Steamboat Springs Lisa Eck couldn't stop smiling as she videotaped her daughter, Lauren, in front of a Soda Creek Elementary School kindergarten class on Lauren's first day of school.
"We actually just moved here about five days ago," said Eck, whose mother, Jaime Frasier, also celebrated Lauren's big day Tuesday. "The first day of school is exciting - it's kindergarten, they can meet new friends and get into the groove of the school year."
Lauren joined 18 classmates in the morning half-day class. Kindergarten is not mandatory in Colorado, but more than 118 students are enrolled in the programs at Soda Creek and Strawberry Park elementary schools.
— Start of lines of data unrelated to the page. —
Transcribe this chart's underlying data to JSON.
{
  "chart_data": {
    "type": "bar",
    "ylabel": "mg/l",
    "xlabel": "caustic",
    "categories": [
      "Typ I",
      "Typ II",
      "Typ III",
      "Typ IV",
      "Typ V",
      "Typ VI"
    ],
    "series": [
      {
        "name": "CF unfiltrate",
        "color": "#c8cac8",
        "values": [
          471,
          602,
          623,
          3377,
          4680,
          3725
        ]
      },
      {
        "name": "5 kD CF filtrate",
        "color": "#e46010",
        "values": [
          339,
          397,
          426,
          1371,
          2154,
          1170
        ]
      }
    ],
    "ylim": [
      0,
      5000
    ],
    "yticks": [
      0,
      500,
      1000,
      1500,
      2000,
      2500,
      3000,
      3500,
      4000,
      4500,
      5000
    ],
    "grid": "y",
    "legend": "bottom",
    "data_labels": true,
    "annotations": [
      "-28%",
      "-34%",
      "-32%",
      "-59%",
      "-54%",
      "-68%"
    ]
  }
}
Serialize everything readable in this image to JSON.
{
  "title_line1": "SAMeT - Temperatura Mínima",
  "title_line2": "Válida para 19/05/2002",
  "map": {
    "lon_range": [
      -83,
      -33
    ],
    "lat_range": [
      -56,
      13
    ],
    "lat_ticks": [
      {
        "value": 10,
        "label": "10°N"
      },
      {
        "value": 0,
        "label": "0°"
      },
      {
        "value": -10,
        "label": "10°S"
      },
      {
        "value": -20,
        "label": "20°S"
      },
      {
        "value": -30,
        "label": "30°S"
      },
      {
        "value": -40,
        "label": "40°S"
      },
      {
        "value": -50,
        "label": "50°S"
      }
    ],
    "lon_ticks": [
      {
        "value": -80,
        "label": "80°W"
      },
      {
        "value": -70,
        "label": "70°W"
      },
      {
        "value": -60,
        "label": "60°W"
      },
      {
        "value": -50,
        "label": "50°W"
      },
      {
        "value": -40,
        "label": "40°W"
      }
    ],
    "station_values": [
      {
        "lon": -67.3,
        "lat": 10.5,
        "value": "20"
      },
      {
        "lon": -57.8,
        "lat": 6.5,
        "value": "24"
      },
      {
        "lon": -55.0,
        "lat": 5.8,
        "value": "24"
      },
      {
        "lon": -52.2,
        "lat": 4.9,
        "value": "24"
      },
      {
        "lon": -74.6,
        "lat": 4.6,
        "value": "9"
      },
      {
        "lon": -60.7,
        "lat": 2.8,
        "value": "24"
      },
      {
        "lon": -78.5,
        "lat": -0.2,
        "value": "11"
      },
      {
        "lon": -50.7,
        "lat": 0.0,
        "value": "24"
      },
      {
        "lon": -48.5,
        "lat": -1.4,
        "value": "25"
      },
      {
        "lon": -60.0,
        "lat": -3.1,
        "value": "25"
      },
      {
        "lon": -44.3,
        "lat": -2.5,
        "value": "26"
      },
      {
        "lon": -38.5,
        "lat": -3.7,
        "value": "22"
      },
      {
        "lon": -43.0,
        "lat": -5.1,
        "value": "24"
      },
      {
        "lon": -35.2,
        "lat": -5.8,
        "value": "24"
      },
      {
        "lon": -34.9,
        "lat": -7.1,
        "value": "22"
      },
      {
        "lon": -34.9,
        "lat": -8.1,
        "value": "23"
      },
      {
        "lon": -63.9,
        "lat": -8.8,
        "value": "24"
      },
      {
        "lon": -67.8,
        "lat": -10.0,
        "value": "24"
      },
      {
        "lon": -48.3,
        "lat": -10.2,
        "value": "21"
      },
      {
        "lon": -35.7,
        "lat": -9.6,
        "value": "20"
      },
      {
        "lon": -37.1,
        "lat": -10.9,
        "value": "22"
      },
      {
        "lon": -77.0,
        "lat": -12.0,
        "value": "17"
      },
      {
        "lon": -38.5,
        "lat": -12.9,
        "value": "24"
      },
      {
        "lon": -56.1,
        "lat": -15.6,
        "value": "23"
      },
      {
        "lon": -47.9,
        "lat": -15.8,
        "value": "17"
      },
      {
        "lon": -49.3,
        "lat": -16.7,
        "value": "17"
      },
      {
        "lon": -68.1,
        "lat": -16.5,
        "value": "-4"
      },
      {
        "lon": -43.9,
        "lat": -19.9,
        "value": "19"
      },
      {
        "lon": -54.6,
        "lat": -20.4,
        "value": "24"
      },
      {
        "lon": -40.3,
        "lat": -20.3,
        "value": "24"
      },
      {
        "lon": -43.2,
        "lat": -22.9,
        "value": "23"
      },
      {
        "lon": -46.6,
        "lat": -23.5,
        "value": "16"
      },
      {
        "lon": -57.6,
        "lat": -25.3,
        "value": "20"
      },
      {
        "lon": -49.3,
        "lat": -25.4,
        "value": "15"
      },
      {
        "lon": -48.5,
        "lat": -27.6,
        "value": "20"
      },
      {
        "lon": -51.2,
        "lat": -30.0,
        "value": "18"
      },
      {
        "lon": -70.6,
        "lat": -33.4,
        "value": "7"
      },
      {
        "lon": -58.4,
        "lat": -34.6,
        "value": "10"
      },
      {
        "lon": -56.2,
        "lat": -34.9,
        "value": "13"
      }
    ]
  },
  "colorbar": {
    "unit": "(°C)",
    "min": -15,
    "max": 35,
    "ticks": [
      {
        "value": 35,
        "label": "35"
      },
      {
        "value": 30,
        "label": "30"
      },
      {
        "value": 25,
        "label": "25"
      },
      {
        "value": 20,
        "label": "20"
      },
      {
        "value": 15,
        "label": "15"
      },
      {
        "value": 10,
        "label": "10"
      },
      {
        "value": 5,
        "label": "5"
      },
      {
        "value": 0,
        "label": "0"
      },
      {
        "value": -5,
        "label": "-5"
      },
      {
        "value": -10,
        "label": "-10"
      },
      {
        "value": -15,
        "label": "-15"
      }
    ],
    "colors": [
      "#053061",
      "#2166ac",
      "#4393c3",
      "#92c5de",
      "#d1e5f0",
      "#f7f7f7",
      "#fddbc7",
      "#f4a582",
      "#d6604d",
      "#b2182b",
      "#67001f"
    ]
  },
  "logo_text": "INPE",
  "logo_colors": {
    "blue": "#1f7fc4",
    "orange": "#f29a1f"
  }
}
As Elena Rawlings, 5, strapped on a bike helmet and prepared to ride home in a new pair of galoshes, the kindergartner told her mom she met three new friends Tuesday. The second-generation Soda Creek student added she was happy to finally go to a "big girl school."
"Today was good. I knew she was ready, so we've been preparing for school for a while," Liz Rawlings said. "She is getting bored at home and preschool. She's ready to be a big girl."
Kindergarten teacher Georgia Ruest said the inevitable first-day tears were lessened because the students were able to visit the classroom Monday in small groups and prepare for the first day.
"We have children come in groups of four or five with their parents," she said. "They are here only 30 minutes, but they go through what a regular day would be like, find their books, go out in the hallway, sign in, sit down and do a daily job and find where the bathroom is."
Ruest said preparing the classroom in the George P. Sauer Human Services Center, which is being used to house kindergarten classes while a new Soda Creek is built just blocks away, was a challenge.
"It took me about three months to pack up the old room," she said. "We only got in the facility about a week ago, but we are so lucky to have this room. It is just perfect for kindergarten. It's a lot to set up a new room, but it went well."
Ruest and student teacher Sarah Burkhart stressed the importance of kindergarten and said they hoped the district would expand the program into an all-day class.
"Kids are ready for a whole day," said Ruest, who noted that students complain about transitioning back to a preschool later in the day after kindergarten lets out.
"At about mid-year, they start complaining that they don't want to go, no matter how good the program is," she said. "It's tough for parents. Most of them work two jobs just to live here. Public school should be providing (full-day) kindergarten at this time."
Eck said she is excited to see the socialization of having Lauren around a group of children her age.
"It's nice to see her have a little bit more of independence and get to go to school," she said. "There were a little bit of tears on the first day : she was nervous. She just wanted to make sure I was picking her up on time."